El vecino de El Vendrell que verificó si su pareja le había sido infiel aquella noche tendrá que cumplir los siete años de prisión impuestos el 14 de diciembre de 2018 por la Sección Cuarta de la Audiencia Provincial de Tarragona. Y ello después de que el Tribunal Supremo haya rechazado el recurso de casación presentado por el abogado defensor contra dicha sentencia y también la de apelación del Tribunal Superior de Justícia de Catalunya (TSJCat), que ratificaba la inicial.

Además de la pena de prisión por un delito de abuso sexual con penetración, el hombre fue condenado a cinco más de libertad vigilada y a no poderse comunicar ni acercarse a menos de 500 metros de la mujer durante diez años. En cambio, fue absuelto de un delito de maltrato habitual en el ámbito familiar.

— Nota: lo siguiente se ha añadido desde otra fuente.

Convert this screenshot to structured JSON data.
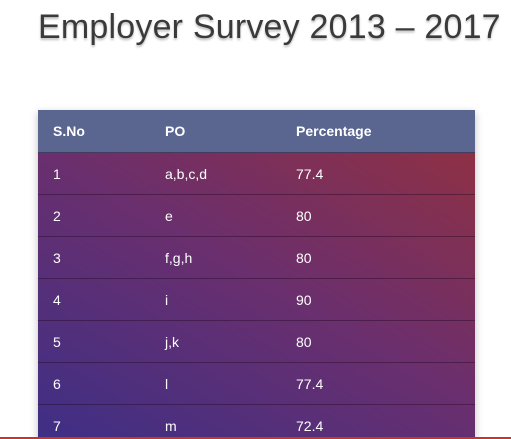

El acusado y la denunciante fueron pareja durante unos siete años. Fruto de la relación nació un hijo. A mediados de 2016, la misma se hallaba muy deteriorada. La noche del 1 de julio, la víctima salió de fiesta con su madre, mientras él se quedó en casa en compañía del hijo, menor de edad.

De madrugada

Ya de madrugada, la denunciante volvió a la vivienda familiar. Allí, el hombre la estaba esperando en el salón, nervioso y alterado, recriminándole la hora de llegada. Cuando la mujer se dirigió al baño para asearse, el acusado la siguió y entró con ella en la estancia. Una vez allí, y tras una breve discusión, quiso comprobar si le había sido infiel, momento en que ella se lo quitó de encima, le dijo que no lo aguantaba más y se encerró en la habitación donde dormía su hijo.

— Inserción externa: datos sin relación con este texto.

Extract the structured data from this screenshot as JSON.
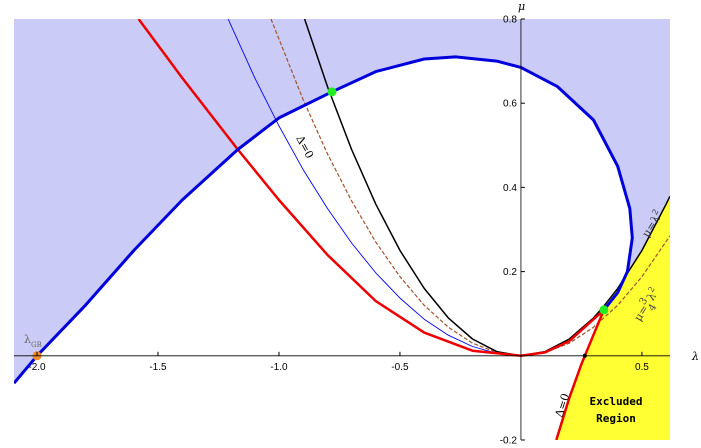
{
  "chart_data": {
    "type": "line",
    "x_label": "λ",
    "y_label": "μ",
    "xlim": [
      -2.095,
      0.616
    ],
    "ylim": [
      -0.2,
      0.8
    ],
    "xticks": [
      {
        "value": -2,
        "label": "-2.0"
      },
      -1.5,
      {
        "value": -1,
        "label": "-1.0"
      },
      -0.5,
      0.5
    ],
    "yticks": [
      -0.2,
      0.2,
      0.4,
      0.6,
      0.8
    ],
    "series": [
      {
        "color": "#0000dd",
        "width": 3,
        "x": [
          -2.095,
          -2.0,
          -1.8,
          -1.6,
          -1.4,
          -1.17,
          -1.0,
          -0.781,
          -0.6,
          -0.4,
          -0.27,
          -0.1,
          0.0,
          0.15,
          0.3,
          0.4,
          0.45,
          0.46,
          0.44,
          0.4,
          0.343
        ],
        "values": [
          -0.065,
          0,
          0.12,
          0.25,
          0.37,
          0.49,
          0.565,
          0.627,
          0.675,
          0.705,
          0.71,
          0.7,
          0.685,
          0.64,
          0.56,
          0.45,
          0.35,
          0.28,
          0.2,
          0.15,
          0.109
        ]
      },
      {
        "color": "#000000",
        "width": 1.5,
        "x": [
          -0.894,
          -0.8,
          -0.7,
          -0.6,
          -0.5,
          -0.4,
          -0.3,
          -0.2,
          -0.1,
          0,
          0.1,
          0.2,
          0.3,
          0.343,
          0.4,
          0.5,
          0.6,
          0.616
        ],
        "values": [
          0.8,
          0.64,
          0.49,
          0.36,
          0.25,
          0.16,
          0.09,
          0.04,
          0.01,
          0,
          0.01,
          0.04,
          0.09,
          0.118,
          0.16,
          0.25,
          0.36,
          0.379
        ]
      },
      {
        "color": "#a0522d",
        "width": 1.2,
        "dash": true,
        "x": [
          -1.033,
          -0.9,
          -0.8,
          -0.7,
          -0.6,
          -0.5,
          -0.4,
          -0.3,
          -0.2,
          -0.1,
          0,
          0.1,
          0.2,
          0.3,
          0.4,
          0.5,
          0.616
        ],
        "values": [
          0.8,
          0.608,
          0.48,
          0.368,
          0.27,
          0.188,
          0.12,
          0.068,
          0.03,
          0.008,
          0,
          0.008,
          0.03,
          0.068,
          0.12,
          0.188,
          0.285
        ]
      },
      {
        "color": "#0000ff",
        "width": 0.9,
        "x": [
          -1.21,
          -1.1,
          -1.0,
          -0.9,
          -0.8,
          -0.7,
          -0.6,
          -0.5,
          -0.4,
          -0.3,
          -0.2,
          -0.1,
          0,
          0.1,
          0.2,
          0.343
        ],
        "values": [
          0.8,
          0.66,
          0.546,
          0.442,
          0.35,
          0.268,
          0.197,
          0.137,
          0.087,
          0.049,
          0.022,
          0.006,
          0,
          0.008,
          0.035,
          0.109
        ]
      },
      {
        "color": "#ee0000",
        "width": 2.5,
        "x": [
          -1.58,
          -1.4,
          -1.17,
          -1.0,
          -0.8,
          -0.6,
          -0.4,
          -0.2,
          0,
          0.1,
          0.2,
          0.343
        ],
        "values": [
          0.8,
          0.66,
          0.49,
          0.37,
          0.24,
          0.13,
          0.055,
          0.012,
          0,
          0.008,
          0.035,
          0.109
        ]
      },
      {
        "color": "#ee0000",
        "width": 2.5,
        "x": [
          0.146,
          0.2,
          0.25,
          0.3,
          0.343
        ],
        "values": [
          -0.2,
          -0.1,
          -0.02,
          0.05,
          0.109
        ]
      }
    ],
    "regions": [
      {
        "color": "#cbcbf7"
      },
      {
        "color": "#ffff33"
      }
    ],
    "points": [
      {
        "x": -2.0,
        "y": 0,
        "color": "#f28c28"
      },
      {
        "x": -0.781,
        "y": 0.627,
        "color": "#22ee22"
      },
      {
        "x": 0.343,
        "y": 0.109,
        "color": "#22ee22"
      },
      {
        "x": 0.264,
        "y": 0,
        "color": "#000000"
      }
    ],
    "annotations": [
      {
        "text": "λ",
        "sub": "GB"
      },
      {
        "text": "Δ=0"
      },
      {
        "text": "μ=λ",
        "sup": "2"
      },
      {
        "text": "μ=",
        "num": "3",
        "den": "4",
        "after": "λ",
        "sup": "2"
      },
      {
        "text": "Δ=0"
      },
      {
        "text": "Excluded"
      },
      {
        "text": "Region"
      }
    ]
  }
}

Los magistrados de la Audiencia Provincial aseguraban que el testimonio de la mujer resultó «en lo nuclear, plenamente fiable. Su propia actitud durante su declaración plenaria acredita un especial esfuerzo de objetividad y de precisión narrativa, descartándose cualquier intento de exageración o de sobrecriminalización del relato».

Evidente

En el recurso de apelación, el abogado defensor señalaba en primer lugar que los hechos no constituían delito al faltar el «ánimo libidinoso» en la conducta del encausado: «Solo quería comprobar si la Sra. (...) había mantenido relaciones sexuales con otro hombre».

Para el TSJCat, «es evidente que introducir un dedo en la vagina de la mujer es un acto con un significado sexual innegable por quien no es un médico que deba por razón de su oficio explorar a una mujer, sin que éste tampoco pueda extralimitarse».

Presunción
En cuanto a la vulneración de la presunción de inocencia también alegada, los magistrados aseguran que la prueba de cargo ha consistido principalmente en la declaración de la mujer, quien ha mantenido desde el primer momento la versión de los hechos, que han venido corroborados periféricamente por las de su madre, hermano y una trabajadora social.

Finalmente, el Tribunal Supremo señala que el abogado defensor se limita a reiterar en su recurso de casación el contenido de la impugnación desarrollada en el recurso de apelación ante el TSJCat. Como no alega ni plantea argumentos distintos, no admite directamente el recurso.